Because most home buyers finance the purchase of their home, anticipate your monthly housing cost will include a principal and interest payment, mortgage insurance if required, property tax, homeowner’s insurance premiums, and any homeowner’s association fees if applicable your property. Use your real estate and mortgage professionals as a resource and take advantage of online tools to establish a working range for home prices, property taxes, insurance premiums, and rates for loan programs suited to your needs.
Other expenses to consider when budgeting include installment loan payments, credit card payments, and projected payments for any deferred credit such as education loans and any court-mandated obligations such as child support or alimony.
With these figures in mind, you’re able to establish your total projected monthly obligations, which can be compared to your monthly income and your other financial goals for savings, projects, and discretionary items like travel and entertainment. Your mortgage lender will apply a formula to establish the largest monthly payment you qualify for, but you may want to look in a lower limit based on your complete financial picture.

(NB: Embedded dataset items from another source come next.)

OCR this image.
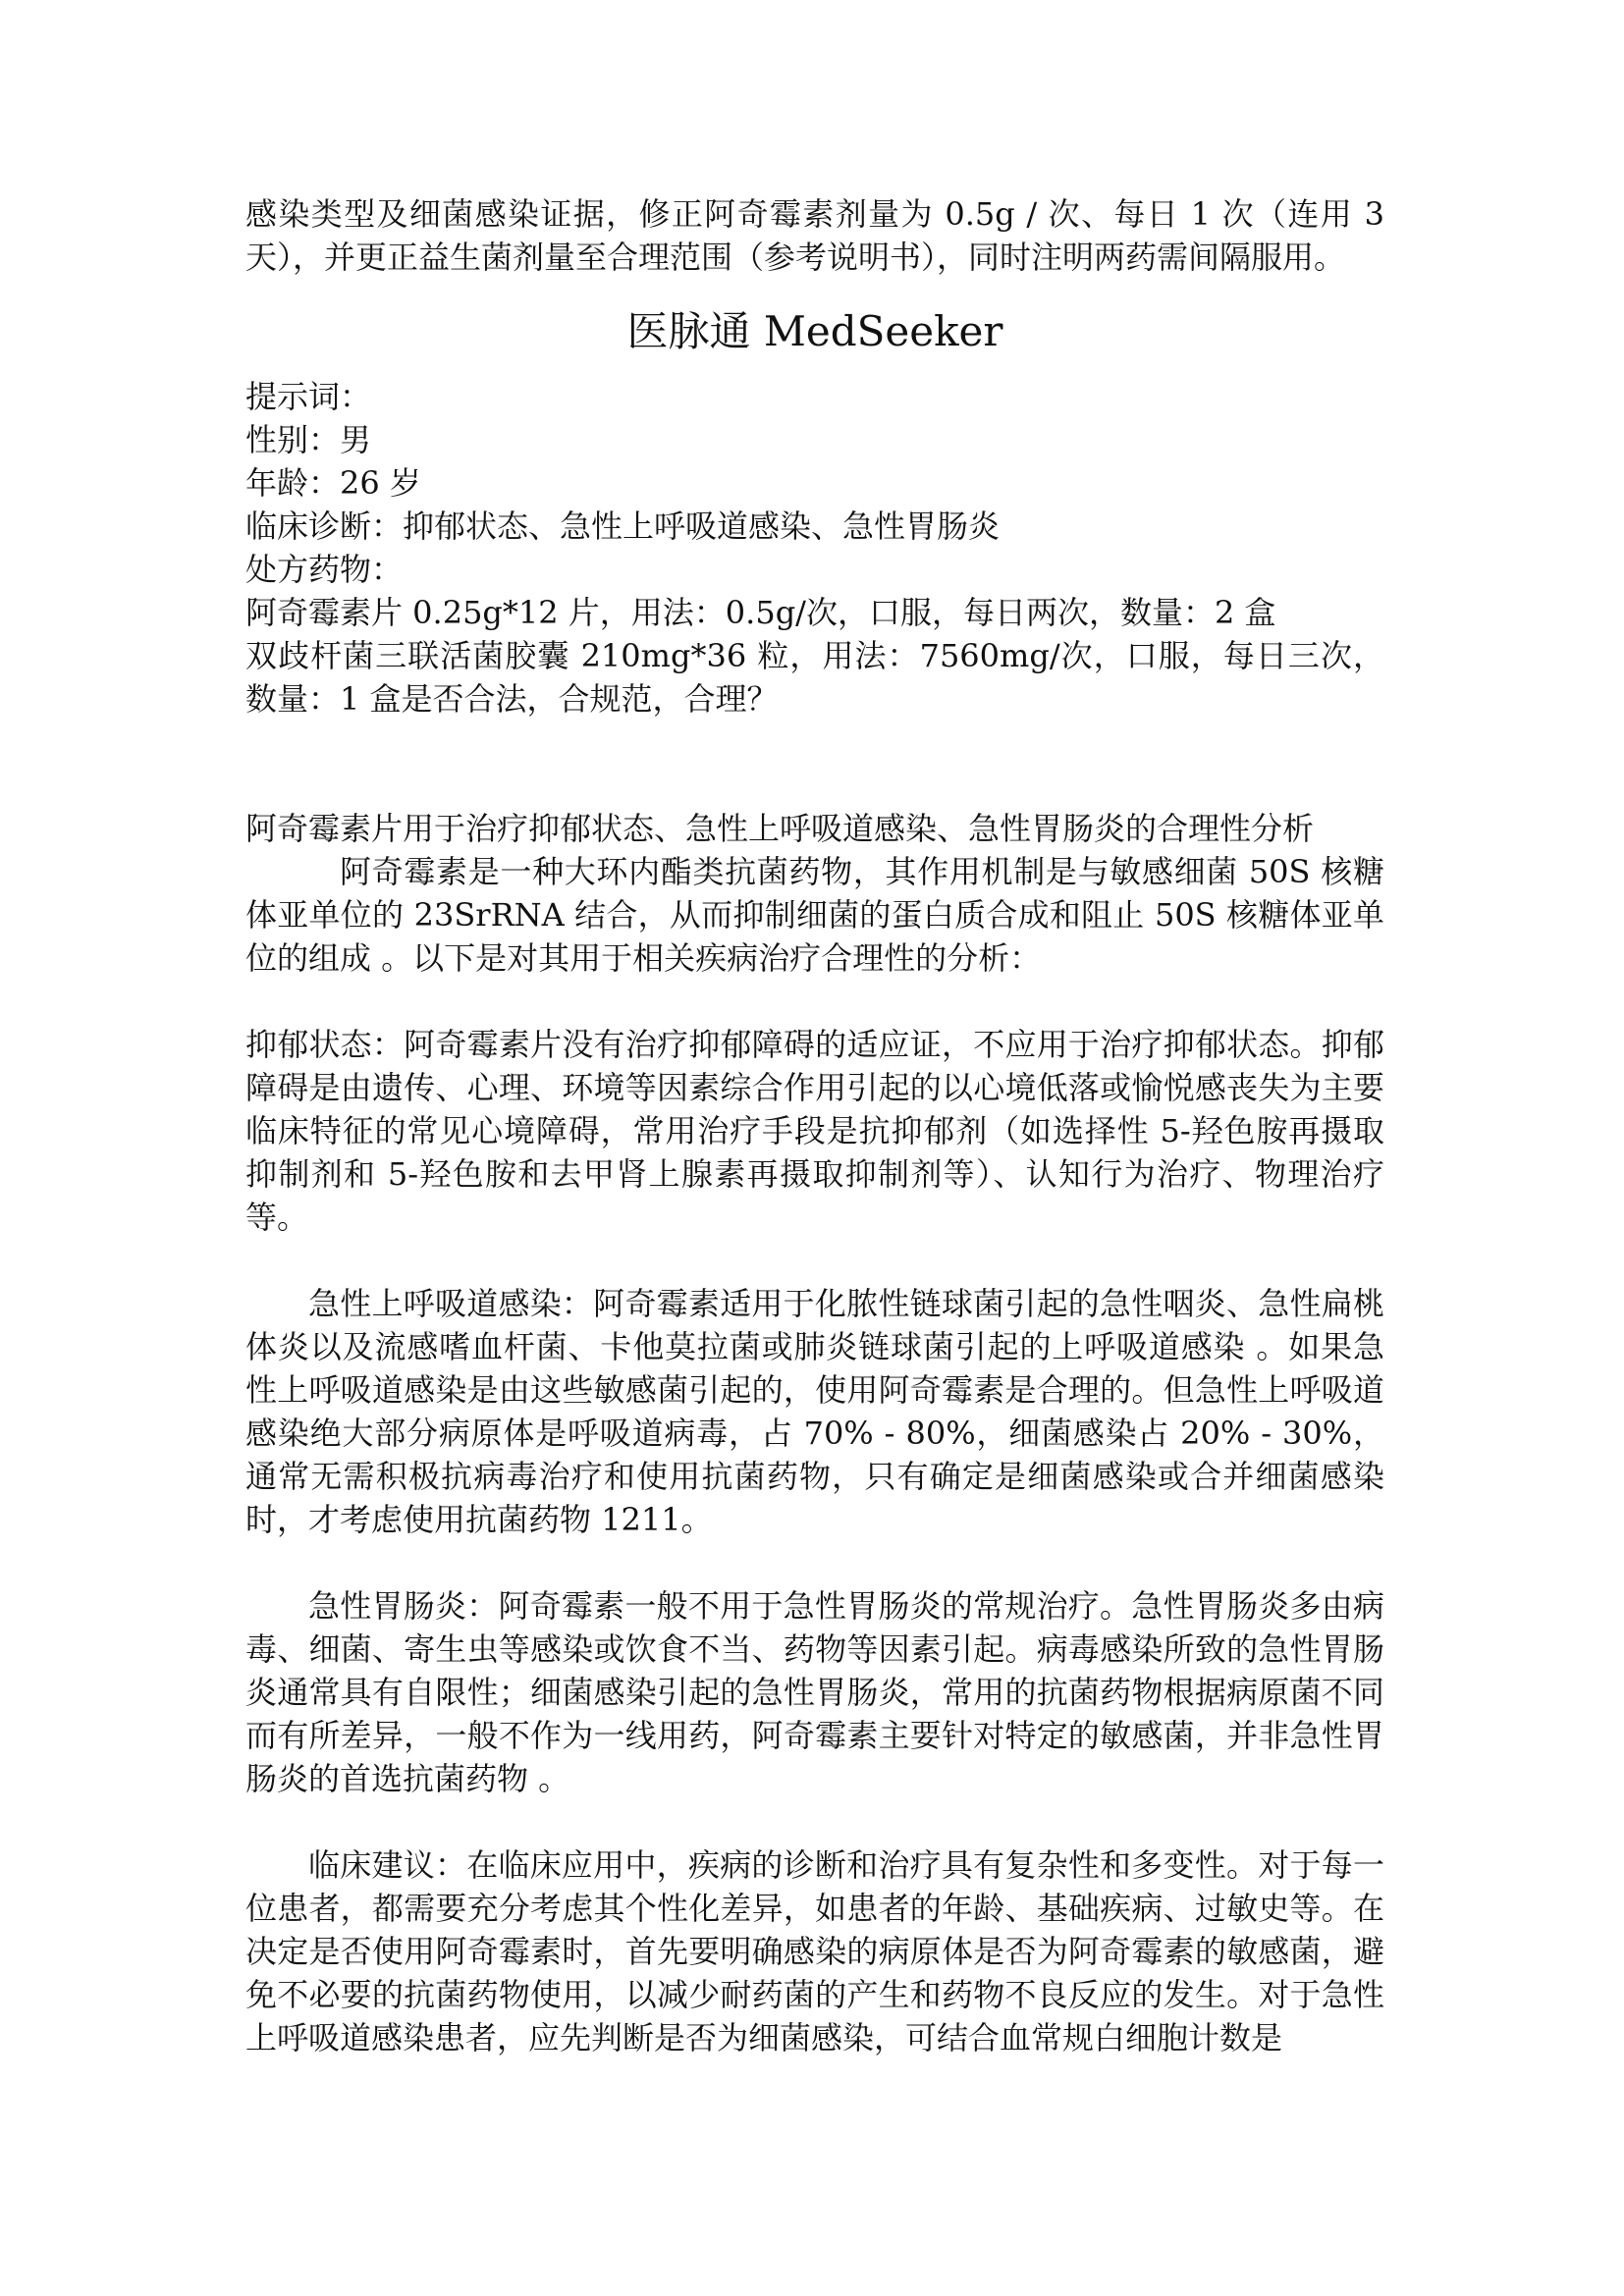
感染类型及细菌感染证据，修正阿奇霉素剂量为 0.5g / 次、每日 1 次（连用 3 天），并更正益生菌剂量至合理范围（参考说明书），同时注明两药需间隔服用。

医脉通 MedSeeker

提示词：

性别：男

年龄：26 岁

临床诊断：抑郁状态、急性上呼吸道感染、急性胃肠炎

处方药物：

阿奇霉素片 0.25g*12 片，用法：0.5g/次，口服，每日两次，数量：2 盒

双歧杆菌三联活菌胶囊 210mg*36 粒，用法：7560mg/次，口服，每日三次，数量：1 盒是否合法，合规范，合理？

阿奇霉素片用于治疗抑郁状态、急性上呼吸道感染、急性胃肠炎的合理性分析

阿奇霉素是一种大环内酯类抗菌药物，其作用机制是与敏感细菌 50S 核糖体亚单位的 23SrRNA 结合，从而抑制细菌的蛋白质合成和阻止 50S 核糖体亚单位的组成 。以下是对其用于相关疾病治疗合理性的分析：

抑郁状态：阿奇霉素片没有治疗抑郁障碍的适应证，不应用于治疗抑郁状态。抑郁障碍是由遗传、心理、环境等因素综合作用引起的以心境低落或愉悦感丧失为主要临床特征的常见心境障碍，常用治疗手段是抗抑郁剂（如选择性 5-羟色胺再摄取抑制剂和 5-羟色胺和去甲肾上腺素再摄取抑制剂等）、认知行为治疗、物理治疗等。

急性上呼吸道感染：阿奇霉素适用于化脓性链球菌引起的急性咽炎、急性扁桃体炎以及流感嗜血杆菌、卡他莫拉菌或肺炎链球菌引起的上呼吸道感染 。如果急性上呼吸道感染是由这些敏感菌引起的，使用阿奇霉素是合理的。但急性上呼吸道感染绝大部分病原体是呼吸道病毒，占 70% - 80%，细菌感染占 20% - 30%，通常无需积极抗病毒治疗和使用抗菌药物，只有确定是细菌感染或合并细菌感染时，才考虑使用抗菌药物 1211。

急性胃肠炎：阿奇霉素一般不用于急性胃肠炎的常规治疗。急性胃肠炎多由病毒、细菌、寄生虫等感染或饮食不当、药物等因素引起。病毒感染所致的急性胃肠炎通常具有自限性；细菌感染引起的急性胃肠炎，常用的抗菌药物根据病原菌不同而有所差异，一般不作为一线用药，阿奇霉素主要针对特定的敏感菌，并非急性胃肠炎的首选抗菌药物 。

临床建议：在临床应用中，疾病的诊断和治疗具有复杂性和多变性。对于每一位患者，都需要充分考虑其个性化差异，如患者的年龄、基础疾病、过敏史等。在决定是否使用阿奇霉素时，首先要明确感染的病原体是否为阿奇霉素的敏感菌，避免不必要的抗菌药物使用，以减少耐药菌的产生和药物不良反应的发生。对于急性上呼吸道感染患者，应先判断是否为细菌感染，可结合血常规白细胞计数是
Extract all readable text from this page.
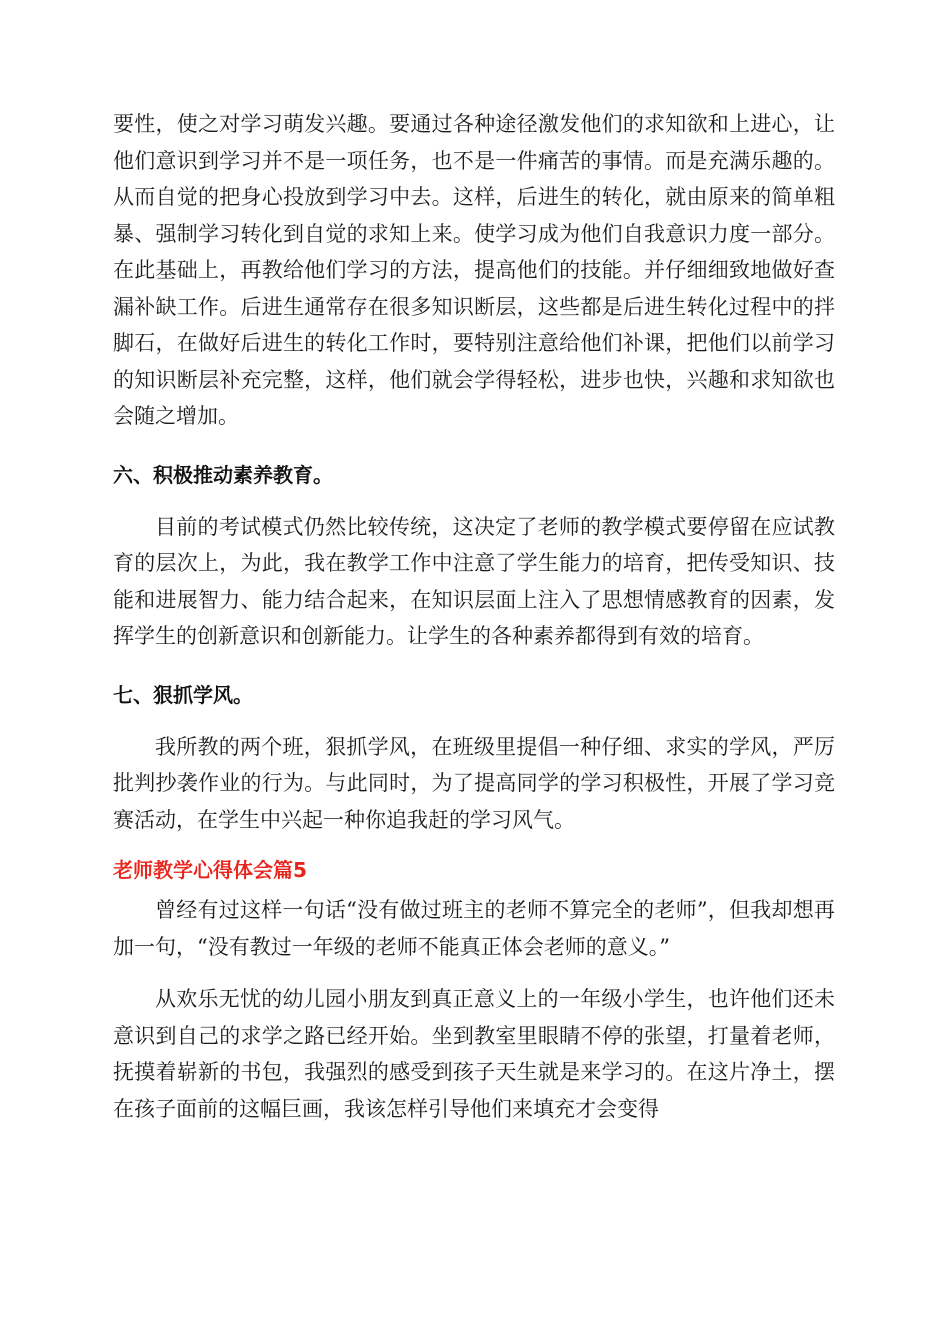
要性，使之对学习萌发兴趣。要通过各种途径激发他们的求知欲和上进心，让他们意识到学习并不是一项任务，也不是一件痛苦的事情。而是充满乐趣的。从而自觉的把身心投放到学习中去。这样，后进生的转化，就由原来的简单粗暴、强制学习转化到自觉的求知上来。使学习成为他们自我意识力度一部分。在此基础上，再教给他们学习的方法，提高他们的技能。并仔细细致地做好查漏补缺工作。后进生通常存在很多知识断层，这些都是后进生转化过程中的拌脚石，在做好后进生的转化工作时，要特别注意给他们补课，把他们以前学习的知识断层补充完整，这样，他们就会学得轻松，进步也快，兴趣和求知欲也会随之增加。

六、积极推动素养教育。

目前的考试模式仍然比较传统，这决定了老师的教学模式要停留在应试教育的层次上，为此，我在教学工作中注意了学生能力的培育，把传受知识、技能和进展智力、能力结合起来，在知识层面上注入了思想情感教育的因素，发挥学生的创新意识和创新能力。让学生的各种素养都得到有效的培育。

七、狠抓学风。

我所教的两个班，狠抓学风，在班级里提倡一种仔细、求实的学风，严厉批判抄袭作业的行为。与此同时，为了提高同学的学习积极性，开展了学习竞赛活动，在学生中兴起一种你追我赶的学习风气。

老师教学心得体会篇5

曾经有过这样一句话“没有做过班主的老师不算完全的老师”，但我却想再加一句，“没有教过一年级的老师不能真正体会老师的意义。”

从欢乐无忧的幼儿园小朋友到真正意义上的一年级小学生，也许他们还未意识到自己的求学之路已经开始。坐到教室里眼睛不停的张望，打量着老师，抚摸着崭新的书包，我强烈的感受到孩子天生就是来学习的。在这片净土，摆在孩子面前的这幅巨画，我该怎样引导他们来填充才会变得
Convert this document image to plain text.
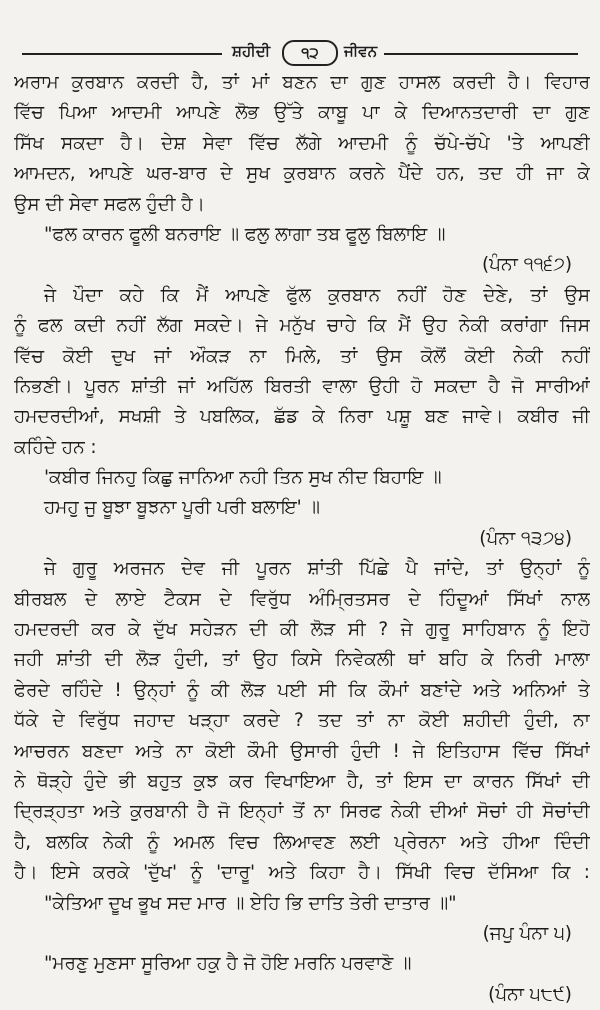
ਸ਼ਹੀਦੀ	੧੨	ਜੀਵਨ
ਅਰਾਮ ਕੁਰਬਾਨ ਕਰਦੀ ਹੈ, ਤਾਂ ਮਾਂ ਬਣਨ ਦਾ ਗੁਣ ਹਾਸਲ ਕਰਦੀ ਹੈ। ਵਿਹਾਰ
ਵਿੱਚ ਪਿਆ ਆਦਮੀ ਆਪਣੇ ਲੋਭ ਉੱਤੇ ਕਾਬੂ ਪਾ ਕੇ ਦਿਆਨਤਦਾਰੀ ਦਾ ਗੁਣ
ਸਿੱਖ ਸਕਦਾ ਹੈ। ਦੇਸ਼ ਸੇਵਾ ਵਿੱਚ ਲੱਗੇ ਆਦਮੀ ਨੂੰ ਚੱਪੇ-ਚੱਪੇ 'ਤੇ ਆਪਣੀ
ਆਮਦਨ, ਆਪਣੇ ਘਰ-ਬਾਰ ਦੇ ਸੁਖ ਕੁਰਬਾਨ ਕਰਨੇ ਪੈਂਦੇ ਹਨ, ਤਦ ਹੀ ਜਾ ਕੇ
ਉਸ ਦੀ ਸੇਵਾ ਸਫਲ ਹੁੰਦੀ ਹੈ।
"ਫਲ ਕਾਰਨ ਫੂਲੀ ਬਨਰਾਇ ॥ ਫਲੁ ਲਾਗਾ ਤਬ ਫੂਲੁ ਬਿਲਾਇ ॥
(ਪੰਨਾ ੧੧੬੭)
ਜੇ ਪੌਦਾ ਕਹੇ ਕਿ ਮੈਂ ਆਪਣੇ ਫੁੱਲ ਕੁਰਬਾਨ ਨਹੀਂ ਹੋਣ ਦੇਣੇ, ਤਾਂ ਉਸ
ਨੂੰ ਫਲ ਕਦੀ ਨਹੀਂ ਲੱਗ ਸਕਦੇ। ਜੇ ਮਨੁੱਖ ਚਾਹੇ ਕਿ ਮੈਂ ਉਹ ਨੇਕੀ ਕਰਾਂਗਾ ਜਿਸ
ਵਿੱਚ ਕੋਈ ਦੁਖ ਜਾਂ ਔਕੜ ਨਾ ਮਿਲੇ, ਤਾਂ ਉਸ ਕੋਲੋਂ ਕੋਈ ਨੇਕੀ ਨਹੀਂ
ਨਿਭਣੀ। ਪੂਰਨ ਸ਼ਾਂਤੀ ਜਾਂ ਅਹਿੱਲ ਬਿਰਤੀ ਵਾਲਾ ਉਹੀ ਹੋ ਸਕਦਾ ਹੈ ਜੋ ਸਾਰੀਆਂ
ਹਮਦਰਦੀਆਂ, ਸਖਸ਼ੀ ਤੇ ਪਬਲਿਕ, ਛੱਡ ਕੇ ਨਿਰਾ ਪਸ਼ੂ ਬਣ ਜਾਵੇ। ਕਬੀਰ ਜੀ
ਕਹਿੰਦੇ ਹਨ :
'ਕਬੀਰ ਜਿਨਹੁ ਕਿਛੁ ਜਾਨਿਆ ਨਹੀ ਤਿਨ ਸੁਖ ਨੀਦ ਬਿਹਾਇ ॥
ਹਮਹੁ ਜੁ ਬੂਝਾ ਬੂਝਨਾ ਪੂਰੀ ਪਰੀ ਬਲਾਇ' ॥
(ਪੰਨਾ ੧੩੭੪)
ਜੇ ਗੁਰੂ ਅਰਜਨ ਦੇਵ ਜੀ ਪੂਰਨ ਸ਼ਾਂਤੀ ਪਿੱਛੇ ਪੈ ਜਾਂਦੇ, ਤਾਂ ਉਨ੍ਹਾਂ ਨੂੰ
ਬੀਰਬਲ ਦੇ ਲਾਏ ਟੈਕਸ ਦੇ ਵਿਰੁੱਧ ਅੰਮ੍ਰਿਤਸਰ ਦੇ ਹਿੰਦੂਆਂ ਸਿੱਖਾਂ ਨਾਲ
ਹਮਦਰਦੀ ਕਰ ਕੇ ਦੁੱਖ ਸਹੇੜਨ ਦੀ ਕੀ ਲੋੜ ਸੀ ? ਜੇ ਗੁਰੂ ਸਾਹਿਬਾਨ ਨੂੰ ਇਹੋ
ਜਹੀ ਸ਼ਾਂਤੀ ਦੀ ਲੋੜ ਹੁੰਦੀ, ਤਾਂ ਉਹ ਕਿਸੇ ਨਿਵੇਕਲੀ ਥਾਂ ਬਹਿ ਕੇ ਨਿਰੀ ਮਾਲਾ
ਫੇਰਦੇ ਰਹਿੰਦੇ ! ਉਨ੍ਹਾਂ ਨੂੰ ਕੀ ਲੋੜ ਪਈ ਸੀ ਕਿ ਕੌਮਾਂ ਬਣਾਂਦੇ ਅਤੇ ਅਨਿਆਂ ਤੇ
ਧੱਕੇ ਦੇ ਵਿਰੁੱਧ ਜਹਾਦ ਖੜ੍ਹਾ ਕਰਦੇ ? ਤਦ ਤਾਂ ਨਾ ਕੋਈ ਸ਼ਹੀਦੀ ਹੁੰਦੀ, ਨਾ
ਆਚਰਨ ਬਣਦਾ ਅਤੇ ਨਾ ਕੋਈ ਕੌਮੀ ਉਸਾਰੀ ਹੁੰਦੀ ! ਜੇ ਇਤਿਹਾਸ ਵਿੱਚ ਸਿੱਖਾਂ
ਨੇ ਥੋੜ੍ਹੇ ਹੁੰਦੇ ਭੀ ਬਹੁਤ ਕੁਝ ਕਰ ਵਿਖਾਇਆ ਹੈ, ਤਾਂ ਇਸ ਦਾ ਕਾਰਨ ਸਿੱਖਾਂ ਦੀ
ਦ੍ਰਿੜ੍ਹਤਾ ਅਤੇ ਕੁਰਬਾਨੀ ਹੈ ਜੋ ਇਨ੍ਹਾਂ ਤੋਂ ਨਾ ਸਿਰਫ ਨੇਕੀ ਦੀਆਂ ਸੋਚਾਂ ਹੀ ਸੋਚਾਂਦੀ
ਹੈ, ਬਲਕਿ ਨੇਕੀ ਨੂੰ ਅਮਲ ਵਿਚ ਲਿਆਵਣ ਲਈ ਪ੍ਰੇਰਨਾ ਅਤੇ ਹੀਆ ਦਿੰਦੀ
ਹੈ। ਇਸੇ ਕਰਕੇ 'ਦੁੱਖ' ਨੂੰ 'ਦਾਰੂ' ਅਤੇ ਕਿਹਾ ਹੈ। ਸਿੱਖੀ ਵਿਚ ਦੱਸਿਆ ਕਿ :
"ਕੇਤਿਆ ਦੂਖ ਭੂਖ ਸਦ ਮਾਰ ॥ ਏਹਿ ਭਿ ਦਾਤਿ ਤੇਰੀ ਦਾਤਾਰ ॥"
(ਜਪੁ ਪੰਨਾ ੫)
"ਮਰਣੁ ਮੁਣਸਾ ਸੂਰਿਆ ਹਕੁ ਹੈ ਜੋ ਹੋਇ ਮਰਨਿ ਪਰਵਾਣੋ ॥
(ਪੰਨਾ ੫੮੯)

Mortgage lenders rely on a figure known as debt-to-income (DTI) ratio. This is the relationship between your gross monthly income and your projected total monthly obligations. While some programs may allow a higher limit, 45% is a useful, conservative limit to base your calculations on.
For example, a buyer with $8,000 monthly gross income monthly obligations would be limited to $3,600. If other existing credit obligations totaled $1,000, the maximum housing expense would be $2,600.
Many personal finance professionals endorse the use of the “50/30/20” Budgeting Rule. This rule suggests that your budget should be established based on your after-tax or “take-home” pay and should be applied as follows: 50% toward mandatory expenses, which includes housing, utilities, insurance, basic groceries, transportation, minimum debt repayments, and childcare costs; 30% toward “wants” and discretionary spending; 20% toward savings or additional debt repayment.
In the example above, where the buyer earning $8,000/month receives $6,000 after taxes, this formula allows $3,000 for housing and other mandatory expenses. If other mandatory items total $1,000, the maximum mortgage payment following this rule would be $2,000 monthly, a much more conservative housing budget.
Engage qualified professionals early in the process and begin doing the work of establishing your budget. Consider how important homeownership is to you when making all other financial decisions.
Ultimately what is most important is that you, the home buyer, have done the work to establish a budget that fits your goals and needs. Your lender can tell you what is possible, but you must establish a budget and purchase price range which not only allows you to become a homeowner, but also allows you to remain a successful homeowner for years to come.